Paper Structure (50 sections, 13 figures, 2 tables)

This paper contains 50 sections, 13 figures, 2 tables.

Figures (13)

  • Figure 1: The DrawSim-PD Framework. (Left) Teachers struggle to practice diagnostic reasoning due to a scarcity of privacy-compliant student drawings. (Center) The system uses capability profiles to bridge the gap, generating student-like artifacts with controlled misconceptions. (Right) The output serves as scalable infrastructure for teacher calibration and professional development.
  • Figure 2: The DrawSim-PD framework comprises three modules: (1) NGSS-Aligned Student Simulator, which generates topic-specific evidence statements and capability profiles representing diverse K--12 student performance levels; (2) Drawing-Centric Synthesis, which produces reasoning narratives and student-like drawings conditioned on capability profiles; and (3) Diagnostic Concept Mapping, which converts outputs into a four-layer concept map linking observable features to underlying understanding and suggested instructional next steps.
  • Figure 3: NGSS-Aligned Student Simulator.
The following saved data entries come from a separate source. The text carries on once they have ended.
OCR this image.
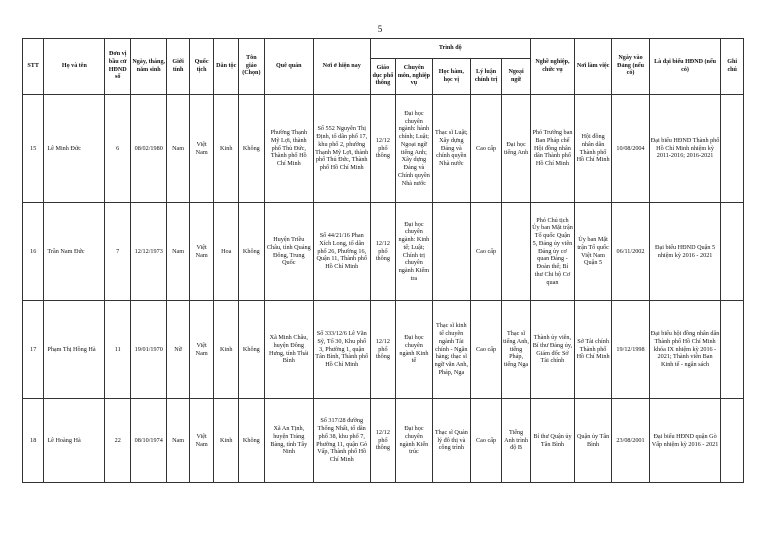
5
STT	Họ và tên	Đơn vị bầu cử HĐND số	Ngày, tháng, năm sinh	Giới tính	Quốc tịch	Dân tộc	Tôn giáo (Chọn)	Quê quán	Nơi ở hiện nay	Trình độ					Nghề nghiệp, chức vụ	Nơi làm việc	Ngày vào Đảng (nếu có)	Là đại biểu HĐND (nếu có)	Ghi chú
										Giáo dục phổ thông	Chuyên môn, nghiệp vụ	Học hàm, học vị	Lý luận chính trị	Ngoại ngữ					
15	Lê Minh Đức	6	08/02/1980	Nam	Việt Nam	Kinh	Không	Phường Thạnh Mỹ Lợi, thành phố Thủ Đức, Thành phố Hồ Chí Minh	Số 552 Nguyễn Thị Định, tổ dân phố 17, khu phố 2, phường Thạnh Mỹ Lợi, thành phố Thủ Đức, Thành phố Hồ Chí Minh	12/12 phổ thông	Đại học chuyên ngành: hành chính; Luật; Ngoại ngữ tiếng Anh; Xây dựng Đảng và Chính quyền Nhà nước	Thạc sĩ Luật; Xây dựng Đảng và chính quyền Nhà nước	Cao cấp	Đại học tiếng Anh	Phó Trưởng ban Ban Pháp chế Hội đồng nhân dân Thành phố Hồ Chí Minh	Hội đồng nhân dân Thành phố Hồ Chí Minh	10/08/2004	Đại biểu HĐND Thành phố Hồ Chí Minh nhiệm kỳ 2011-2016; 2016-2021	
16	Trần Nam Đức	7	12/12/1973	Nam	Việt Nam	Hoa	Không	Huyện Triều Châu, tỉnh Quảng Đông, Trung Quốc	Số 44/21/16 Phan Xích Long, tổ dân phố 26, Phường 16, Quận 11, Thành phố Hồ Chí Minh	12/12 phổ thông	Đại học chuyên ngành: Kinh tế; Luật; Chính trị chuyên ngành Kiểm tra		Cao cấp		Phó Chủ tịch Ủy ban Mặt trận Tổ quốc Quận 5, Đảng ủy viên Đảng ủy cơ quan Đảng - Đoàn thể; Bí thư Chi bộ Cơ quan	Ủy ban Mặt trận Tổ quốc Việt Nam Quận 5	06/11/2002	Đại biểu HĐND Quận 5 nhiệm kỳ 2016 - 2021	
17	Phạm Thị Hồng Hà	11	19/01/1970	Nữ	Việt Nam	Kinh	Không	Xã Minh Châu, huyện Đông Hưng, tỉnh Thái Bình	Số 333/12/6 Lê Văn Sỹ, Tổ 30, Khu phố 3, Phường 1, quận Tân Bình, Thành phố Hồ Chí Minh	12/12 phổ thông	Đại học chuyên ngành Kinh tế	Thạc sĩ kinh tế chuyên ngành Tài chính - Ngân hàng; thạc sĩ ngữ văn Anh, Pháp, Nga	Cao cấp	Thạc sĩ tiếng Anh, tiếng Pháp, tiếng Nga	Thành ủy viên, Bí thư Đảng ủy, Giám đốc Sở Tài chính	Sở Tài chính Thành phố Hồ Chí Minh	19/12/1998	Đại biểu hội đồng nhân dân Thành phố Hồ Chí Minh khóa IX nhiệm kỳ 2016 - 2021; Thành viên Ban Kinh tế - ngân sách	
18	Lê Hoàng Hà	22	08/10/1974	Nam	Việt Nam	Kinh	Không	Xã An Tịnh, huyện Trảng Bàng, tỉnh Tây Ninh	Số 317/28 đường Thống Nhất, tổ dân phố 38, khu phố 7, Phường 11, quận Gò Vấp, Thành phố Hồ Chí Minh	12/12 phổ thông	Đại học chuyên ngành Kiến trúc	Thạc sĩ Quản lý đô thị và công trình	Cao cấp	Tiếng Anh trình độ B	Bí thư Quận ủy Tân Bình	Quận ủy Tân Bình	23/08/2001	Đại biểu HĐND quận Gò Vấp nhiệm kỳ 2016 - 2021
This module converts NGSS performance expectations (Science and Engineering Practices, Disciplinary Core Ideas, Crosscutting Concepts) into capability profiles encoding what students at each performance level (Emergent, Developing, Proficient, Advanced) can and cannot demonstrate.
  • Figure 4: Drawing-Centric Synthesis. This module generates student-like drawings by conditioning text-to-image generation on capability profiles, coordinating reasoning narratives with visual outputs to maintain coherence across modalities.
  • Figure 5: Example DrawSim-PD output. Given topic, NGSS code, grade, and performance level, the framework generates: (a) a student-like scientific illustration, (b) a diagnostic concept map linking visual features to underlying reasoning, and (c) reference evidence statements defining targeted learning goals.